The 17-month programme for around 750 maths, physics and chemistry students will include online tutorials, small group supervisions, mentoring, and a residential stay at a Cambridge college.
From January, students will be supported through the 'STEM SMART' scheme from the second term of Year 12 to their Year 13 A-level examinations in a bid to help bridge attainment gaps caused by COVID-19.
The pilot programme also aims to build confidence in disadvantaged students and encourage them to apply to study engineering or physical sciences at leading universities, including Cambridge.
Students who take part in the scheme will be invited to stay at a college in the city for four days, where they will experience life as a Cambridge student.
Most selective universities are under pressure to improve access to higher education for different groups of students, including those from disadvantaged backgrounds.

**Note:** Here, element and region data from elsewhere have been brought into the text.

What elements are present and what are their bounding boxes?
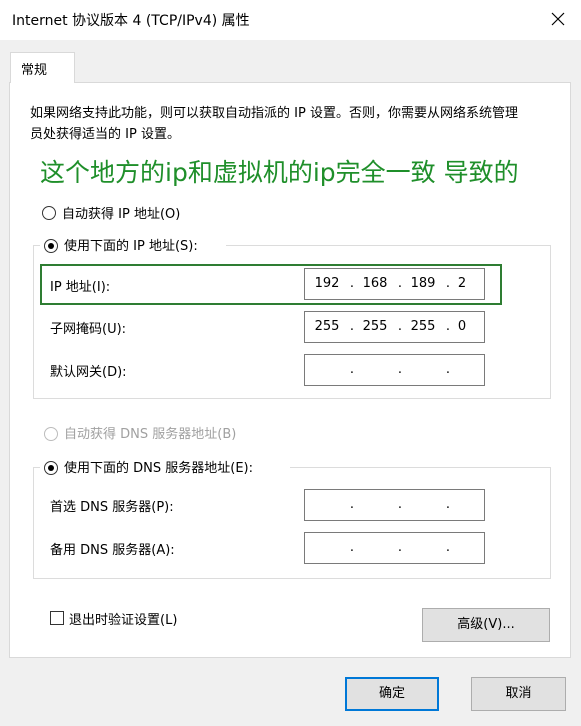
subnet-mask-label: 子网掩码(U): — [50, 322, 127, 337]
subnet-mask-octet-1[interactable]: 255 — [307, 319, 347, 334]
description-text: 如果网络支持此功能，则可以获取自动指派的 IP 设置。否则，你需要从网络系统管理… — [30, 106, 518, 142]
validate-on-exit-checkbox[interactable] — [50, 611, 64, 625]
preferred-dns-field[interactable]: . . . — [304, 489, 485, 521]
default-gateway-field[interactable]: . . . — [304, 354, 485, 386]
window-title: Internet 协议版本 4 (TCP/IPv4) 属性 — [12, 13, 250, 29]
close-button[interactable] — [540, 4, 576, 34]
preferred-dns-dot: . — [349, 497, 355, 512]
dns-manual-label[interactable]: 使用下面的 DNS 服务器地址(E): — [64, 457, 253, 476]
close-icon — [551, 12, 565, 26]
default-gateway-dot: . — [397, 362, 403, 377]
advanced-button[interactable]: 高级(V)... — [422, 608, 550, 642]
alternate-dns-dot: . — [397, 540, 403, 555]
title-bar: Internet 协议版本 4 (TCP/IPv4) 属性 — [0, 0, 581, 40]
preferred-dns-dot: . — [397, 497, 403, 512]
ip-manual-radio[interactable] — [44, 239, 58, 253]
annotation-highlight-box — [40, 264, 502, 305]
preferred-dns-dot: . — [445, 497, 451, 512]
alternate-dns-label: 备用 DNS 服务器(A): — [50, 543, 175, 558]
validate-on-exit-label[interactable]: 退出时验证设置(L) — [69, 609, 177, 628]
ip-manual-label[interactable]: 使用下面的 IP 地址(S): — [64, 235, 198, 254]
subnet-mask-octet-2[interactable]: 255 — [355, 319, 395, 334]
default-gateway-dot: . — [445, 362, 451, 377]
subnet-mask-octet-3[interactable]: 255 — [403, 319, 443, 334]
ip-auto-label[interactable]: 自动获得 IP 地址(O) — [62, 203, 180, 222]
subnet-mask-octet-4[interactable]: 0 — [442, 319, 482, 334]
annotation-text: 这个地方的ip和虚拟机的ip完全一致 导致的 — [40, 158, 519, 187]
alternate-dns-dot: . — [349, 540, 355, 555]
default-gateway-label: 默认网关(D): — [50, 365, 127, 380]
alternate-dns-dot: . — [445, 540, 451, 555]
alternate-dns-field[interactable]: . . . — [304, 532, 485, 564]
default-gateway-dot: . — [349, 362, 355, 377]
ip-auto-radio[interactable] — [42, 206, 56, 220]
preferred-dns-label: 首选 DNS 服务器(P): — [50, 500, 174, 515]
dns-auto-label[interactable]: 自动获得 DNS 服务器地址(B) — [64, 423, 236, 442]
cancel-button[interactable]: 取消 — [471, 677, 566, 711]
ok-button[interactable]: 确定 — [345, 677, 439, 711]
dns-auto-radio[interactable] — [44, 427, 58, 441]
tab-general[interactable]: 常规 — [10, 52, 75, 83]
tab-general-label: 常规 — [21, 63, 48, 78]
dns-manual-radio[interactable] — [44, 461, 58, 475]
subnet-mask-field[interactable]: 255 . 255 . 255 . 0 — [304, 311, 485, 343]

State school students who are eligible for the scheme are likely to live in areas of high deprivation, have been entitled to free school meals during secondary schooling, be care-experienced, or attend schools unable to offer further mathematics as an A-levels.
Professor Stephen Toope, vice-chancellor at Cambridge, said: "COVID continues to exacerbate existing inequalities in education, and many schools face an unprecedented challenge dealing with the legacy of the pandemic.
"This is support for those talented students who need it most, at a time when it is needed more than ever."